Reader’s wildlife videos

April 3, 2025 • 8:15 am

Tara Tanaka has returned (this video was not shown for two years) with a lovely video of Roseate Spoonbills (Platalea ajaja) feeding, preening and dunking on her property. They remind me of my ducks!

Tara’s notes are indented below; her Vimeo page is here and her flickr page here.

A Vision in Pink

In the spring of 2023 we had at least 16 Roseate Spoonbills visit our swamp, some of them here for almost two months.  Two of the birds were adults in full breeding plumage, and the rest were juveniles likely fledged the summer before.  All of the birds in this video are juveniles.  In the traveling I’ve done I’ve never seen 16 Roseate Spoonbills at one time, and to have that many here in our cypress swamp for such a long time was quite a gift.

This video includes some of the highlights of their time here, with the opening and closing scenes shot from the living room (!)  They bathed, preened, dried, fed and spent a lot of time roosting.  I’m not sure I’ve ever seen a bird species that had so much time to just roost without having to hunt for food — they must be very efficient feeders.  One day there were very high winds and three of the spoonbills tried to hunker down in a large cypress where a wise old Wood Stork was easily riding out the winds.  The old stork chose a very large branch and faced into the wind, while the young spoonies struggled to keep their balance in the middle of much smaller branches. 

Last spring I kept hoping that some or all of these birds would return and nest, but I never saw even one spoonbill last year.  I keep looking out the window hoping that this will be their year to nest here.

As these are all juveniles, I put a photo of adults from Wikipedia below. It’s labeled: “Foraging roseate spoonbills at Merritt Island, Florida, United States.”  An excerpt from the article:

Little is known about the roseate spoonbill’s behavior outside of their foraging habits. This species feeds in shallow fresh or coastal waters by swinging its bill from side to side as it steadily walks through the water, often in groups. Moreover, the spoon-shaped bill allows it to sift easily through mud.

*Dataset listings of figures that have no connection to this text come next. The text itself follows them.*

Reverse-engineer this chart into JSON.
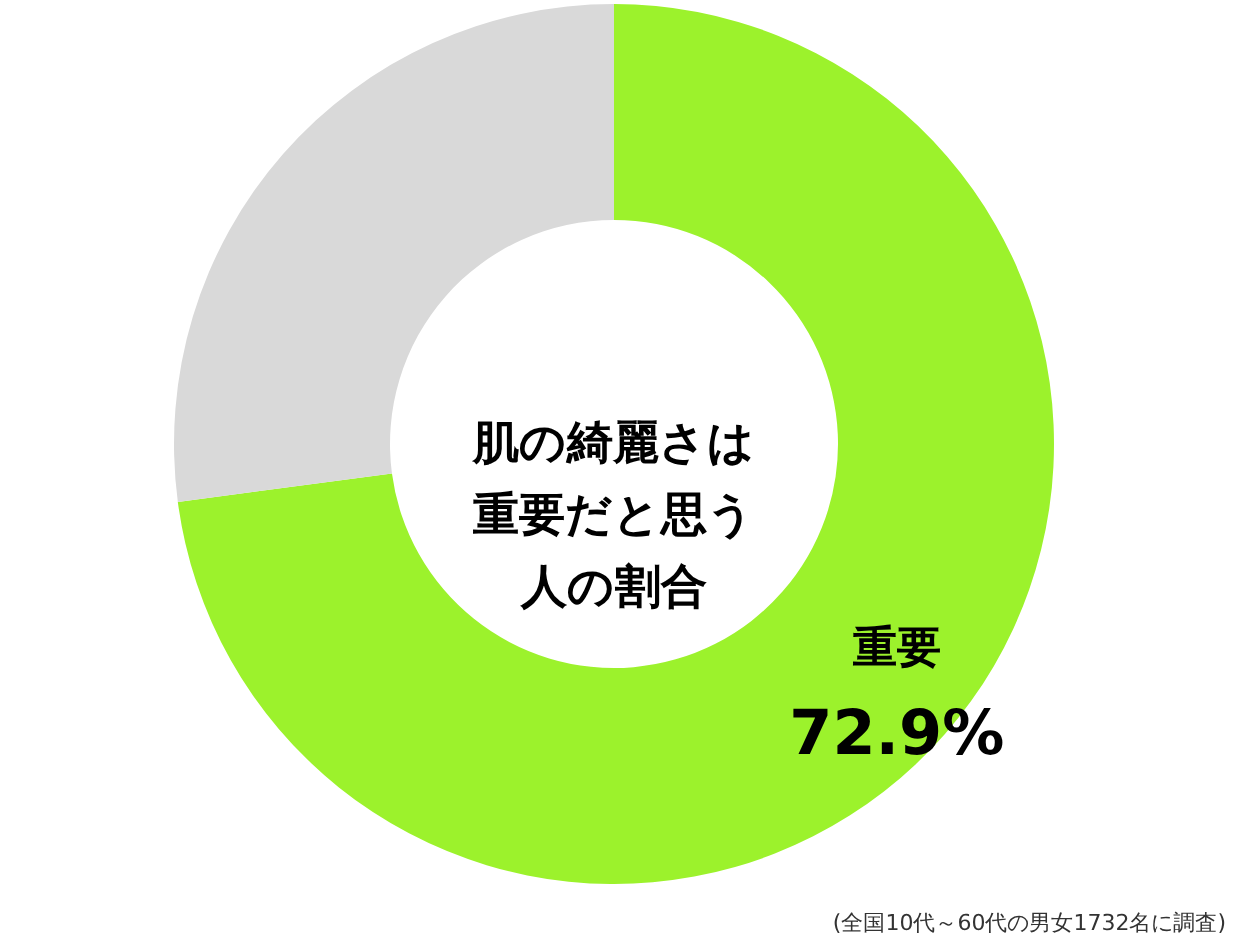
{
  "chart_data": {
    "type": "donut",
    "title": "肌の綺麗さは重要だと思う人の割合",
    "categories": [
      "重要",
      null
    ],
    "values": [
      72.9,
      27.1
    ],
    "colors": [
      "#9cf22c",
      "#d9d9d9"
    ],
    "value_labels": [
      "72.9%",
      null
    ],
    "annotations": [
      "(全国10代～60代の男女1732名に調査)"
    ]
  }
}
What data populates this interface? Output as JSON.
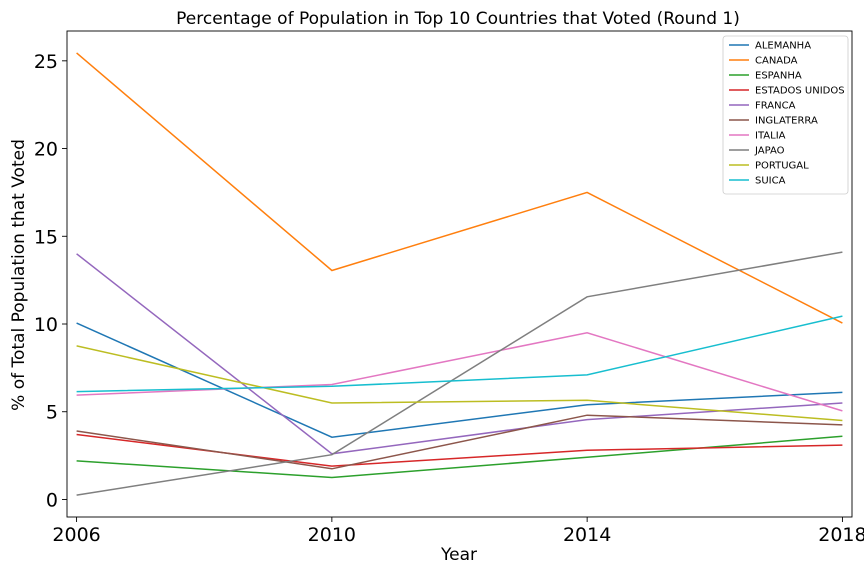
{
  "chart_data": {
    "type": "line",
    "title": "Percentage of Population in Top 10 Countries that Voted (Round 1)",
    "xlabel": "Year",
    "ylabel": "% of Total Population that Voted",
    "x": [
      2006,
      2010,
      2014,
      2018
    ],
    "x_ticks": [
      "2006",
      "2010",
      "2014",
      "2018"
    ],
    "y_ticks": [
      0,
      5,
      10,
      15,
      20,
      25
    ],
    "ylim": [
      -1.0,
      26.7
    ],
    "grid": false,
    "legend_position": "top-right",
    "series": [
      {
        "name": "ALEMANHA",
        "color": "#1f77b4",
        "values": [
          10.05,
          3.55,
          5.4,
          6.1
        ]
      },
      {
        "name": "CANADA",
        "color": "#ff7f0e",
        "values": [
          25.45,
          13.05,
          17.5,
          10.05
        ]
      },
      {
        "name": "ESPANHA",
        "color": "#2ca02c",
        "values": [
          2.2,
          1.25,
          2.4,
          3.6
        ]
      },
      {
        "name": "ESTADOS UNIDOS",
        "color": "#d62728",
        "values": [
          3.7,
          1.9,
          2.8,
          3.1
        ]
      },
      {
        "name": "FRANCA",
        "color": "#9467bd",
        "values": [
          14.0,
          2.6,
          4.55,
          5.5
        ]
      },
      {
        "name": "INGLATERRA",
        "color": "#8c564b",
        "values": [
          3.9,
          1.75,
          4.8,
          4.25
        ]
      },
      {
        "name": "ITALIA",
        "color": "#e377c2",
        "values": [
          5.95,
          6.55,
          9.5,
          5.05
        ]
      },
      {
        "name": "JAPAO",
        "color": "#7f7f7f",
        "values": [
          0.25,
          2.55,
          11.55,
          14.1
        ]
      },
      {
        "name": "PORTUGAL",
        "color": "#bcbd22",
        "values": [
          8.75,
          5.5,
          5.65,
          4.5
        ]
      },
      {
        "name": "SUICA",
        "color": "#17becf",
        "values": [
          6.15,
          6.45,
          7.1,
          10.45
        ]
      }
    ]
  }
}
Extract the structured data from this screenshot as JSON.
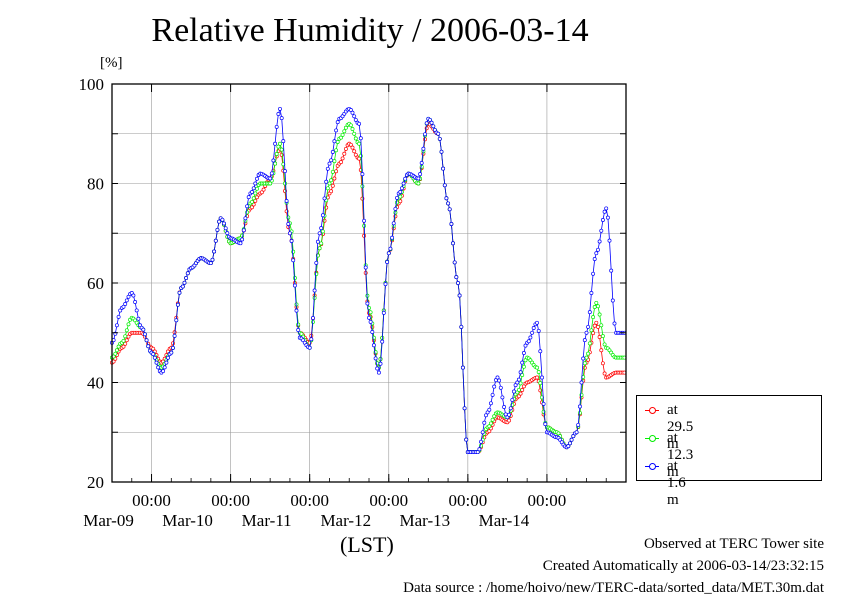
{
  "page": {
    "title": "Relative Humidity / 2006-03-14",
    "footer": {
      "line1": "Observed at TERC Tower site",
      "line2": "Created Automatically at 2006-03-14/23:32:15",
      "line3": "Data source : /home/hoivo/new/TERC-data/sorted_data/MET.30m.dat"
    }
  },
  "chart_data": {
    "type": "line",
    "title": "Relative Humidity / 2006-03-14",
    "ylabel": "[%]",
    "xlabel": "(LST)",
    "ylim": [
      20,
      100
    ],
    "yticks": [
      20,
      40,
      60,
      80,
      100
    ],
    "xlim": [
      "2006-03-08 12:00",
      "2006-03-15 00:00"
    ],
    "xticks": [
      {
        "time": "2006-03-09 00:00",
        "label": "00:00",
        "date": "Mar-09"
      },
      {
        "time": "2006-03-10 00:00",
        "label": "00:00",
        "date": "Mar-10"
      },
      {
        "time": "2006-03-11 00:00",
        "label": "00:00",
        "date": "Mar-11"
      },
      {
        "time": "2006-03-12 00:00",
        "label": "00:00",
        "date": "Mar-12"
      },
      {
        "time": "2006-03-13 00:00",
        "label": "00:00",
        "date": "Mar-13"
      },
      {
        "time": "2006-03-14 00:00",
        "label": "00:00",
        "date": "Mar-14"
      }
    ],
    "grid": true,
    "legend_position": "right",
    "x": [
      "03-08 12:00",
      "03-08 15:00",
      "03-08 18:00",
      "03-08 21:00",
      "03-09 00:00",
      "03-09 03:00",
      "03-09 06:00",
      "03-09 09:00",
      "03-09 12:00",
      "03-09 15:00",
      "03-09 18:00",
      "03-09 21:00",
      "03-10 00:00",
      "03-10 03:00",
      "03-10 06:00",
      "03-10 09:00",
      "03-10 12:00",
      "03-10 15:00",
      "03-10 18:00",
      "03-10 21:00",
      "03-11 00:00",
      "03-11 03:00",
      "03-11 06:00",
      "03-11 09:00",
      "03-11 12:00",
      "03-11 15:00",
      "03-11 18:00",
      "03-11 21:00",
      "03-12 00:00",
      "03-12 03:00",
      "03-12 06:00",
      "03-12 09:00",
      "03-12 12:00",
      "03-12 15:00",
      "03-12 18:00",
      "03-12 21:00",
      "03-13 00:00",
      "03-13 03:00",
      "03-13 06:00",
      "03-13 09:00",
      "03-13 12:00",
      "03-13 15:00",
      "03-13 18:00",
      "03-13 21:00",
      "03-14 00:00",
      "03-14 03:00",
      "03-14 06:00",
      "03-14 09:00",
      "03-14 12:00",
      "03-14 15:00",
      "03-14 18:00",
      "03-14 21:00",
      "03-14 23:30"
    ],
    "series": [
      {
        "name": "at 29.5 m",
        "color": "#ff0000",
        "values": [
          44,
          47,
          50,
          50,
          47,
          44,
          47,
          59,
          63,
          65,
          64,
          73,
          68,
          69,
          75,
          78,
          81,
          87,
          70,
          50,
          48,
          67,
          78,
          84,
          88,
          85,
          54,
          43,
          66,
          76,
          82,
          80,
          92,
          90,
          76,
          60,
          26,
          26,
          30,
          33,
          32,
          37,
          40,
          41,
          31,
          30,
          27,
          30,
          44,
          52,
          41,
          42,
          42
        ]
      },
      {
        "name": "at 12.3 m",
        "color": "#00ee00",
        "values": [
          45,
          48,
          53,
          51,
          46,
          43,
          46,
          59,
          63,
          65,
          64,
          73,
          68,
          69,
          76,
          80,
          80,
          88,
          72,
          50,
          47,
          67,
          80,
          89,
          92,
          88,
          55,
          43,
          66,
          77,
          82,
          80,
          93,
          90,
          76,
          60,
          26,
          26,
          31,
          34,
          33,
          38,
          45,
          43,
          31,
          30,
          27,
          30,
          45,
          56,
          47,
          45,
          45
        ]
      },
      {
        "name": "at 1.6 m",
        "color": "#0000ff",
        "values": [
          48,
          55,
          58,
          51,
          46,
          42,
          46,
          59,
          63,
          65,
          64,
          73,
          69,
          68,
          78,
          82,
          81,
          95,
          70,
          49,
          47,
          70,
          84,
          93,
          95,
          92,
          53,
          42,
          66,
          78,
          82,
          81,
          93,
          90,
          76,
          60,
          26,
          26,
          34,
          41,
          33,
          40,
          48,
          52,
          30,
          29,
          27,
          30,
          50,
          66,
          75,
          50,
          50
        ]
      }
    ]
  }
}
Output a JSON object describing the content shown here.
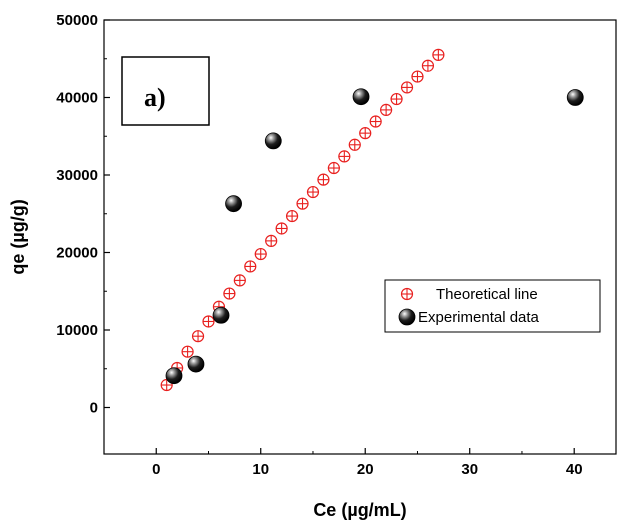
{
  "chart_data": {
    "type": "scatter",
    "title": "",
    "xlabel": "Ce (µg/mL)",
    "ylabel": "qe (µg/g)",
    "xlim": [
      -5,
      44
    ],
    "ylim": [
      -6000,
      50000
    ],
    "xticks": [
      0,
      10,
      20,
      30,
      40
    ],
    "yticks": [
      0,
      10000,
      20000,
      30000,
      40000,
      50000
    ],
    "grid": false,
    "legend_position": "center-right",
    "annotation": "a)",
    "series": [
      {
        "name": "Theoretical line",
        "marker": "circle-plus",
        "color": "#e8201f",
        "x": [
          1,
          2,
          3,
          4,
          5,
          6,
          7,
          8,
          9,
          10,
          11,
          12,
          13,
          14,
          15,
          16,
          17,
          18,
          19,
          20,
          21,
          22,
          23,
          24,
          25,
          26,
          27
        ],
        "y": [
          2900,
          5100,
          7200,
          9200,
          11100,
          13000,
          14700,
          16400,
          18200,
          19800,
          21500,
          23100,
          24700,
          26300,
          27800,
          29400,
          30900,
          32400,
          33900,
          35400,
          36900,
          38400,
          39800,
          41300,
          42700,
          44100,
          45500
        ]
      },
      {
        "name": "Experimental data",
        "marker": "sphere",
        "color": "#000000",
        "x": [
          1.7,
          3.8,
          6.2,
          7.4,
          11.2,
          19.6,
          40.1
        ],
        "y": [
          4100,
          5600,
          11900,
          26300,
          34400,
          40100,
          40000
        ]
      }
    ]
  }
}
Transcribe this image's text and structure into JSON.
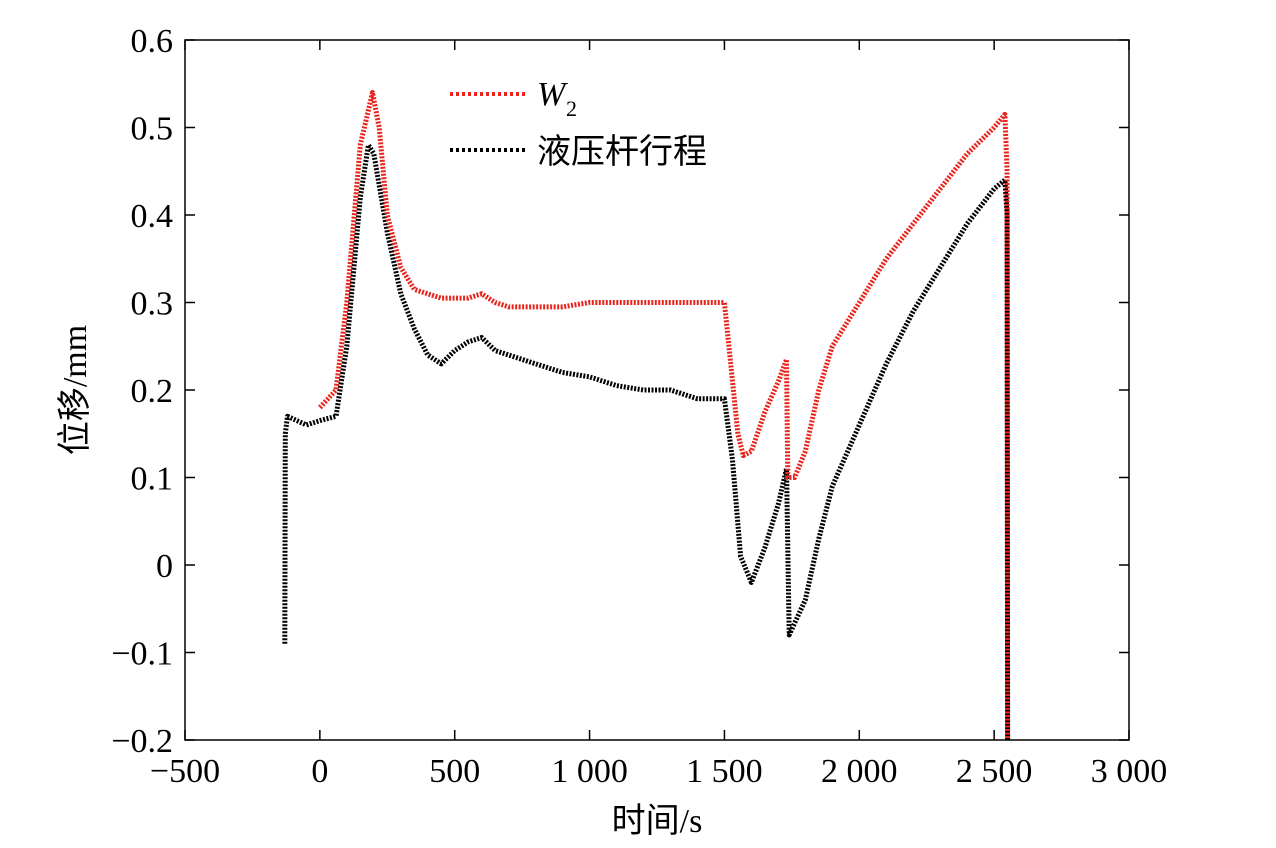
{
  "chart_data": {
    "type": "line",
    "title": "",
    "xlabel": "时间/s",
    "ylabel": "位移/mm",
    "xlim": [
      -500,
      3000
    ],
    "ylim": [
      -0.2,
      0.6
    ],
    "xticks": [
      -500,
      0,
      500,
      1000,
      1500,
      2000,
      2500,
      3000
    ],
    "xtick_labels": [
      "−500",
      "0",
      "500",
      "1 000",
      "1 500",
      "2 000",
      "2 500",
      "3 000"
    ],
    "yticks": [
      -0.2,
      -0.1,
      0,
      0.1,
      0.2,
      0.3,
      0.4,
      0.5,
      0.6
    ],
    "ytick_labels": [
      "−0.2",
      "−0.1",
      "0",
      "0.1",
      "0.2",
      "0.3",
      "0.4",
      "0.5",
      "0.6"
    ],
    "grid": false,
    "legend_position": "top-center",
    "series": [
      {
        "name": "W2",
        "legend_main": "W",
        "legend_sub": "2",
        "color": "#e8241c",
        "style": "dotted",
        "points": [
          [
            0,
            0.18
          ],
          [
            60,
            0.2
          ],
          [
            100,
            0.3
          ],
          [
            150,
            0.48
          ],
          [
            195,
            0.54
          ],
          [
            220,
            0.5
          ],
          [
            250,
            0.4
          ],
          [
            300,
            0.34
          ],
          [
            350,
            0.315
          ],
          [
            400,
            0.31
          ],
          [
            450,
            0.305
          ],
          [
            550,
            0.305
          ],
          [
            600,
            0.31
          ],
          [
            650,
            0.3
          ],
          [
            700,
            0.295
          ],
          [
            800,
            0.295
          ],
          [
            900,
            0.295
          ],
          [
            1000,
            0.3
          ],
          [
            1100,
            0.3
          ],
          [
            1200,
            0.3
          ],
          [
            1300,
            0.3
          ],
          [
            1400,
            0.3
          ],
          [
            1500,
            0.3
          ],
          [
            1550,
            0.15
          ],
          [
            1570,
            0.125
          ],
          [
            1600,
            0.13
          ],
          [
            1650,
            0.175
          ],
          [
            1700,
            0.21
          ],
          [
            1730,
            0.235
          ],
          [
            1735,
            0.1
          ],
          [
            1760,
            0.1
          ],
          [
            1800,
            0.13
          ],
          [
            1850,
            0.2
          ],
          [
            1900,
            0.25
          ],
          [
            2000,
            0.3
          ],
          [
            2100,
            0.35
          ],
          [
            2200,
            0.39
          ],
          [
            2300,
            0.43
          ],
          [
            2400,
            0.47
          ],
          [
            2500,
            0.5
          ],
          [
            2540,
            0.515
          ],
          [
            2548,
            0.45
          ],
          [
            2550,
            -0.2
          ]
        ]
      },
      {
        "name": "液压杆行程",
        "color": "#000000",
        "style": "dotted",
        "points": [
          [
            -130,
            -0.09
          ],
          [
            -128,
            0.15
          ],
          [
            -120,
            0.17
          ],
          [
            -50,
            0.16
          ],
          [
            0,
            0.165
          ],
          [
            60,
            0.17
          ],
          [
            100,
            0.25
          ],
          [
            150,
            0.42
          ],
          [
            180,
            0.48
          ],
          [
            200,
            0.47
          ],
          [
            250,
            0.38
          ],
          [
            300,
            0.31
          ],
          [
            350,
            0.27
          ],
          [
            400,
            0.24
          ],
          [
            450,
            0.23
          ],
          [
            500,
            0.245
          ],
          [
            550,
            0.255
          ],
          [
            600,
            0.26
          ],
          [
            650,
            0.245
          ],
          [
            700,
            0.24
          ],
          [
            800,
            0.23
          ],
          [
            900,
            0.22
          ],
          [
            1000,
            0.215
          ],
          [
            1100,
            0.205
          ],
          [
            1200,
            0.2
          ],
          [
            1300,
            0.2
          ],
          [
            1400,
            0.19
          ],
          [
            1500,
            0.19
          ],
          [
            1530,
            0.12
          ],
          [
            1560,
            0.01
          ],
          [
            1600,
            -0.02
          ],
          [
            1650,
            0.02
          ],
          [
            1700,
            0.07
          ],
          [
            1730,
            0.11
          ],
          [
            1740,
            -0.08
          ],
          [
            1800,
            -0.04
          ],
          [
            1850,
            0.03
          ],
          [
            1900,
            0.09
          ],
          [
            2000,
            0.16
          ],
          [
            2100,
            0.23
          ],
          [
            2200,
            0.29
          ],
          [
            2300,
            0.34
          ],
          [
            2400,
            0.39
          ],
          [
            2500,
            0.43
          ],
          [
            2540,
            0.44
          ],
          [
            2548,
            0.4
          ],
          [
            2550,
            -0.2
          ]
        ]
      }
    ]
  }
}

The bird feeds on crustaceans, bits of plant material, aquatic insects, mollusks, frogs, newts and very small fish (such as minnows) ignored by larger waders.[24][25][26] In Brazil, researchers found roseate spoonbill diets to consist of fish, insects, crustaceans, mollusks, and seeds, all foraged from limnetic/freshwater habitats.

Ke Wu, CC BY-SA 4.0, via Wikimedia Commons

Here’s their range: year-round is purple, and breeding range is blue. You can see that in the U.S. they are year-round only at the tip of Florida and along the Gulf Coast:

Cephas, CC BY-SA 4.0, via Wikimedia Commons

 

11 thoughts on “Reader’s wildlife videos

  1. Signature mood on this – very simple – observe the beauty in Nature – almost seeing the world from their perspective, for a moment – love it!

  2. Cool! The video is, as you write above, lovely and I’m now going to relax with a search to learn more about their cypress swamp.

  3. Beautiful–thank you. They look graceful when moving, in contrast to their huge bill.